SURABAYA, CAKRAWARTA.com – Tragedi ambruknya bangunan di Pondok Pesantren Al-Khoziny, Buduran, Sidoarjo, yang menelan korban jiwa, menggugah banyak pihak untuk serius membangun sistem mitigasi risiko di lingkungan pesantren.
Pengurus Pusat Gerakan Nasional Ayo Mondok (GNAM) bersama Perhimpunan Dokter Nahdlatul Ulama (PDNU) menegaskan, keselamatan santri harus menjadi prioritas utama dalam pengelolaan pesantren.
“Musibah di Buduran adalah alarm keras bagi kita semua. Pesantren tidak bisa berjalan sendiri dalam menghadapi risiko. Diperlukan kesadaran kolektif dan kolaborasi lintas pihak,” ujar Dr. Hisnindarsyah, pengurus GNAM sekaligus PDNU, Kamis (2/10/2025).
Mitigasi Risiko: Dari Bangunan hingga Kesehatan Santri
Menurutnya, mitigasi risiko di pesantren harus dimulai dari identifikasi bahaya. Mulai dari struktur bangunan yang rapuh, kabel listrik semrawut, sanitasi buruk, risiko bencana alam, hingga persoalan sosial-psikologis santri akibat over kapasitas.

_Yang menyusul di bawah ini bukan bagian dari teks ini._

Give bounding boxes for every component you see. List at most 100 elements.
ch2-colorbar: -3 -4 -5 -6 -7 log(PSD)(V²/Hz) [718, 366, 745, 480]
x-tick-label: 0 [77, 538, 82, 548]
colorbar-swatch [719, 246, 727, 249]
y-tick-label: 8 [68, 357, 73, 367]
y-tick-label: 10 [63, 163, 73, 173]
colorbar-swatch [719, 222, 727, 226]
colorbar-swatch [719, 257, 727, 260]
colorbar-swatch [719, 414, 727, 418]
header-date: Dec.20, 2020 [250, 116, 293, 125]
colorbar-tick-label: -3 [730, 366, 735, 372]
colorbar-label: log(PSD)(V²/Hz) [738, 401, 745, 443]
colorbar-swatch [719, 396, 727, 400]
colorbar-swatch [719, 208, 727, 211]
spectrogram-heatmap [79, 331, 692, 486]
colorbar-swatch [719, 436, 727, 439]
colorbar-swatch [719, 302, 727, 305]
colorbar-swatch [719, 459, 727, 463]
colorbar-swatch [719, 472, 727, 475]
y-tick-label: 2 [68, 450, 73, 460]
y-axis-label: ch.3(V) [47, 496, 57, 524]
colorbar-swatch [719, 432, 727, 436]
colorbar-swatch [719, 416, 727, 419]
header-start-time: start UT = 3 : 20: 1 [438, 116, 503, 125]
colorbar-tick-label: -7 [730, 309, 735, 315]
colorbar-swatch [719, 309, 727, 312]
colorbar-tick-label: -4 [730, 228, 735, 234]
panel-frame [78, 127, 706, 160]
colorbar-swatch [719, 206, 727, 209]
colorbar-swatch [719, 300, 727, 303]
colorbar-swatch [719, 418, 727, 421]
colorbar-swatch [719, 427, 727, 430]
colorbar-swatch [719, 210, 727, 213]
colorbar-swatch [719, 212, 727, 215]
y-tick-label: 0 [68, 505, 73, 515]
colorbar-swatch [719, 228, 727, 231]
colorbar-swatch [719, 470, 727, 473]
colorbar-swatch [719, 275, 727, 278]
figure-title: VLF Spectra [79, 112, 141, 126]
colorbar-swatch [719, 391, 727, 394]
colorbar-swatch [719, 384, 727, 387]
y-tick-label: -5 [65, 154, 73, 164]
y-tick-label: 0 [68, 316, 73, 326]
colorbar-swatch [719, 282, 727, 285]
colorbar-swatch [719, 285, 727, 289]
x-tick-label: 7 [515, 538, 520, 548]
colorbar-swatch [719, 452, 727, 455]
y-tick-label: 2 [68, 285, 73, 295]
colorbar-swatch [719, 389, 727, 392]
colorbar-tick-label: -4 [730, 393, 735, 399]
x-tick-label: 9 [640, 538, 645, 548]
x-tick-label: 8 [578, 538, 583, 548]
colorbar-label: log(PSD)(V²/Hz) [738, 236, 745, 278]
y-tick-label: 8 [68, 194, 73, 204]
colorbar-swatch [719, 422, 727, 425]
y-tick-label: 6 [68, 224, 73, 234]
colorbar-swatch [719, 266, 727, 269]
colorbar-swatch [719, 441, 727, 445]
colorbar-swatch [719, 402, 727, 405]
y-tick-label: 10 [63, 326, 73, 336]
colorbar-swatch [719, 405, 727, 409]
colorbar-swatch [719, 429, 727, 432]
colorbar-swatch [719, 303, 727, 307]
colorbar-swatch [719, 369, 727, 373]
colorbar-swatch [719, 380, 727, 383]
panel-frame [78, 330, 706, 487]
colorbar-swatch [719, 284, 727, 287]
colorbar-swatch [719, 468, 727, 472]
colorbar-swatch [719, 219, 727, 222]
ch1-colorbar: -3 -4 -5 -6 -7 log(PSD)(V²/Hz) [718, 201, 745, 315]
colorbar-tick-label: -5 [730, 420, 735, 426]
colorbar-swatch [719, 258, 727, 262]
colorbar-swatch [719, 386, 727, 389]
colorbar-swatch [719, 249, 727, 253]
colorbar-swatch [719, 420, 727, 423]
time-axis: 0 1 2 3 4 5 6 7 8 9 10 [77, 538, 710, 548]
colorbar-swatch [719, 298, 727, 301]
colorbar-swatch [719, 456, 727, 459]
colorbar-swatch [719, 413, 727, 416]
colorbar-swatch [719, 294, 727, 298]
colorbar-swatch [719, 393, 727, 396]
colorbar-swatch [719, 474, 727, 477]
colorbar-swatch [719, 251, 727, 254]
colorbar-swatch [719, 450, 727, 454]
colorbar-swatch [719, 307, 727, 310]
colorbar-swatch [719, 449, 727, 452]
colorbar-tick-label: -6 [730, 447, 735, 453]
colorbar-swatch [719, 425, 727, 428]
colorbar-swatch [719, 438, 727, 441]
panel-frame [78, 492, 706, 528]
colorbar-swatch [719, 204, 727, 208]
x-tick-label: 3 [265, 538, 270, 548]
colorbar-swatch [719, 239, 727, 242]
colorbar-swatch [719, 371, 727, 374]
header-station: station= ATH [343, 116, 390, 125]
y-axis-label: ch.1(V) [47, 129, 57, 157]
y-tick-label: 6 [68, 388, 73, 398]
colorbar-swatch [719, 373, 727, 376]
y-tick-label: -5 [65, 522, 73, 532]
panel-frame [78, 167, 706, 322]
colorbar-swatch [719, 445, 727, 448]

“Setelah itu, perlu analisis dan prioritas. Mana yang paling membahayakan jiwa harus ditangani segera, meski dengan dana terbatas. Prinsipnya, nyawa santri nomor satu,” tegas Hisnindarsyah.
Langkah berikutnya adalah penerapan solusi konkret, seperti renovasi bangunan, penyediaan alat pemadam api, jalur evakuasi, serta pelatihan tanggap darurat bagi santri dan pengurus. Evaluasi rutin juga wajib dilakukan, misalnya dengan membentuk satgas mitigasi di pesantren.
Hisnindarsyah menekankan, mayoritas pesantren dibangun secara swadaya dengan keterbatasan anggaran. Karena itu, dukungan pemerintah, kampus, ormas, dan media sangat penting.
“Pemerintah bisa membuat kebijakan pengawasan keselamatan, kampus memberi pendampingan teknis, sementara ormas dan media bisa mendorong advokasi serta edukasi publik,” jelasnya.
Sebagai tindak lanjut tragedi Buduran, GNAM dan PDNU membentuk Posko Peduli Khoziny. Posko ini difokuskan untuk trauma healing bagi santri, pendampingan komunikasi publik, advokasi hukum, serta pembentukan media center agar arus informasi terkendali.
“Pesantren bukan hanya benteng spiritual, tapi juga harus kokoh secara struktural dan manajerial. Dengan mitigasi risiko yang serius, kita bisa mencegah tragedi serupa terulang kembali,” pungkas Hisnindarsyah. (*)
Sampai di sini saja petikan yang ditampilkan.